The Tipping Point is a book in which the author tries to explain why certain things happen the way they do. In the numerous examples that he explores, he shows that for a big-time change to occur, very minor change (involving the right set of numbers) tends to be the cause. For example, Fashion changes regularly and lots of trends become a craze with the masses which the author calls social epidemics. This book analyses such fashion trends and how they came out of nowhere to become a social epidemic. In addition, it gives a general basis for why and how such things occur and the key players in the process.

The author incorporates data from a number of research reports by various professionals to provide a solid basis for his analysis model and with seemingly flawless knack for generalization uses the same model over and over to analyze a wide variety of problems like the rise and fall of crime in the New York city, the problems of corporate management and governance, trends in suicides and effect of celebrity suicides, truth about addiction to smoking.

This book clearly provides a scientific basis for the kind of solutions that we might discover by trial and error and convert it to convention wisdom. The author shows how making seemingly unnecessary changes in the way information is presented can make it more useful and productive by leaps and bounds.

One thing particularly fascinating about this book is the huge number of sources from which the author draws out raw information, converts it into simple language and puts it in front of his readers. The number of examples, varying from individuals to corporations, is very good and well placed.

While reading the chapter on suicides, I was able to think of similar situations that had happened in India in the not so distant past. Once there was a case of a child committing suicide because he was frustrated with academics and felt overwhelmed by studies during his examinations. Once the news of the suicide and the reason for it came in, a number of similar cases from all over the country started to appear in the print media and television. People were suddenly worried about the increasing load of education on teenagers and I observed that they started dealing with them very cautiously. For example, in my Junior College (that’s last two years just before start of bachelor courses), lecturers stopped roughing up students for not completing their home-works or scoring low in weekly exams because the teachers’ committee was too scared to even imagine some guy from their college committing suicide for study-related reasons.

The Tipping Point vs. Freakonomics

The Tipping Point covers a few topics like crime rates and parenting that were also covered in a recent book called Freakonomics. While the Gladwell does not say much about parenting except for the well proven facts that parents do not have much control on what kind of person their kid turns out to be when he/she grows up.

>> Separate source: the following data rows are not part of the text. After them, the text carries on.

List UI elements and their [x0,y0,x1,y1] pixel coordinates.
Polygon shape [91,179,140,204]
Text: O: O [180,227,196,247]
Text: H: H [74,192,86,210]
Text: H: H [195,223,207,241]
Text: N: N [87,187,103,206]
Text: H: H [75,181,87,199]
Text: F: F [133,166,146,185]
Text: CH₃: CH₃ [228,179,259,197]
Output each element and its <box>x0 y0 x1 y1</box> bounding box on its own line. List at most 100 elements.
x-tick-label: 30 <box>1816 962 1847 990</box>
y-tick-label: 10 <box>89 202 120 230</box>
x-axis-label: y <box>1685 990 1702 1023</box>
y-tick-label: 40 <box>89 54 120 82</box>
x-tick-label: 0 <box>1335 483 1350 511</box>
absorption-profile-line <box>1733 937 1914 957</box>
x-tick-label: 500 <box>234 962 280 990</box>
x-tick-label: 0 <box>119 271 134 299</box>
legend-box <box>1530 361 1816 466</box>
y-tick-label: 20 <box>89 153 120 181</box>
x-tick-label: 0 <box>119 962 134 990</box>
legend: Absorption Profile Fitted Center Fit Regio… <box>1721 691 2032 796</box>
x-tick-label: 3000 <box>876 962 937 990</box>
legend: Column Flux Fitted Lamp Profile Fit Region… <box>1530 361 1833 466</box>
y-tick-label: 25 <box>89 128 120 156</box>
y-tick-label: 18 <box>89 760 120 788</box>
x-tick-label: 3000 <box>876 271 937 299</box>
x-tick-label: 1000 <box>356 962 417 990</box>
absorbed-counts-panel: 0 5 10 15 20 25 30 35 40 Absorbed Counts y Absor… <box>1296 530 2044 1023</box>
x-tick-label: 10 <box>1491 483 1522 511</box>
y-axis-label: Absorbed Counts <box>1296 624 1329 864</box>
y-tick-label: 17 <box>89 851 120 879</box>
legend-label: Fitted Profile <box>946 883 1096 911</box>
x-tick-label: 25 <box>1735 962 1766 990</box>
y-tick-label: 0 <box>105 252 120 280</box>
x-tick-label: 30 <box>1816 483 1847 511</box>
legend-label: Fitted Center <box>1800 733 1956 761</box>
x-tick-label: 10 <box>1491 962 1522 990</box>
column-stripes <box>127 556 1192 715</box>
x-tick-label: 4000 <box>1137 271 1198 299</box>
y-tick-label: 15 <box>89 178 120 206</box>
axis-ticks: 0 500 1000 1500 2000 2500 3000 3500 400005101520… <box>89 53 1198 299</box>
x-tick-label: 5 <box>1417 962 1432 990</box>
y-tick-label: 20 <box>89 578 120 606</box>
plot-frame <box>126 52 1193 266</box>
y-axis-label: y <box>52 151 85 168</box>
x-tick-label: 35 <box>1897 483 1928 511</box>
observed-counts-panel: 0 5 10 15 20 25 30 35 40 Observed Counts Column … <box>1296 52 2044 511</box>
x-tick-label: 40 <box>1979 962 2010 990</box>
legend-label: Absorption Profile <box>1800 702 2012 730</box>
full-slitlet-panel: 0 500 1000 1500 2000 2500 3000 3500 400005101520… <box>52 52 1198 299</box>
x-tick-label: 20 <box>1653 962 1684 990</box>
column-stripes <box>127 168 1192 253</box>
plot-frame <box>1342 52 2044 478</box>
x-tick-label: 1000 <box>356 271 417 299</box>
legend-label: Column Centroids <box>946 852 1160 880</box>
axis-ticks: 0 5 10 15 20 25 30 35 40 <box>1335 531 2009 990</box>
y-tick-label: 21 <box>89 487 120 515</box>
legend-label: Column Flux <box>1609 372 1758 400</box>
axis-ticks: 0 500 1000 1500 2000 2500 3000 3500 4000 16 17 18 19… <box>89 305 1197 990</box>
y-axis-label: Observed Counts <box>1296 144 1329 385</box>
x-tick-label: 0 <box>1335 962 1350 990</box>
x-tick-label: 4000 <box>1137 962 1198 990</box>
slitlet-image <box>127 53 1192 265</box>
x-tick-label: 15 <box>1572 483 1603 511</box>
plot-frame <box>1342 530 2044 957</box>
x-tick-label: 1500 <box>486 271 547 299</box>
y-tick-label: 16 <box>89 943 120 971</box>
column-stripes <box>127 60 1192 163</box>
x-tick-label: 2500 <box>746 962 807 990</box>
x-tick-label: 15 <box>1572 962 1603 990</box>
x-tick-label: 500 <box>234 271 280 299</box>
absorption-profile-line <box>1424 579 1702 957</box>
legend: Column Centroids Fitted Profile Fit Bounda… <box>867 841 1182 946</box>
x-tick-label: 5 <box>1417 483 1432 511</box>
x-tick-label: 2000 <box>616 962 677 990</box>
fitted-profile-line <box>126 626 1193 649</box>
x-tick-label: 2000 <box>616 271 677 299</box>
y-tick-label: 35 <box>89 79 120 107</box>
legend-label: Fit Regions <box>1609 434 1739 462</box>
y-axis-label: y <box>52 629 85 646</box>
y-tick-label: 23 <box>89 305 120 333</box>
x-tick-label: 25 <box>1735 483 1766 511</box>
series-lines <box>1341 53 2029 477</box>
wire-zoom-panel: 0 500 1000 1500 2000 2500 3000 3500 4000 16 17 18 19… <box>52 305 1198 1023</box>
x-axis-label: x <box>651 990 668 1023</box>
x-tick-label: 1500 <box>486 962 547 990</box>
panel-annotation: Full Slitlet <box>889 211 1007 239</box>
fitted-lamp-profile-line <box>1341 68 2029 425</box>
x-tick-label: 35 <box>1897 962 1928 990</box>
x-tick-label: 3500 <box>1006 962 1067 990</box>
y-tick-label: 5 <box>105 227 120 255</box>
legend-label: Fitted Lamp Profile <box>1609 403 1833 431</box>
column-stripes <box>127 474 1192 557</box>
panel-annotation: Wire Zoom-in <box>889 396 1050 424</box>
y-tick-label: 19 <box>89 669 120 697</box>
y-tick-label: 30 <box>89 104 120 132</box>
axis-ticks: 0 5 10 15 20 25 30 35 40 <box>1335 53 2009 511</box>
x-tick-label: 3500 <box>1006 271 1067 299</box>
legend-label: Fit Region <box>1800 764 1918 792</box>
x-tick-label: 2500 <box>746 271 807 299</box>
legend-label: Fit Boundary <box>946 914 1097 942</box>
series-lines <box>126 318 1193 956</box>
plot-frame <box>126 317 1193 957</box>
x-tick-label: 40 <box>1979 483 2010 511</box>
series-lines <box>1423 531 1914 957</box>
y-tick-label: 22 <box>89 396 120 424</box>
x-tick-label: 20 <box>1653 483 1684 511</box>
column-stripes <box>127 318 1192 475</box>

However, in the chapter on crime, the authors lists many of the reasons like aging of population, stringent policing by cops etc as contributors to the fall in crime rate while Freakonomics dismisses them as “of lesser significance”. While abortions can have a good affect on the crime rates and fairly suddenly in demographic terms, I do think reasons like aging of population cannot be overlooked. I am not sure how Police has contributed to the whole thing. Gladwell mentions the Broken Window Theory of crime and also talks about how it was employed by NYPD and the underground railway department to a tipping point effect. However, one thing to be noted here is that this is only about the crime rates in New York (as Gladwell explicitly mentions) and not about the whole of America (which Freakonomics tries to explain). So it sounds like a case of New York in particular (America in General) vs America in particular (New York in General). I think, may be all these factor came together and acted at the same time thus resulting in a sharp dive in the crime curve which otherwise would have gone down gradually as each of these factors started to have their affects.

In all, The Tipping Point is a book that I recommend everyone should read at least once.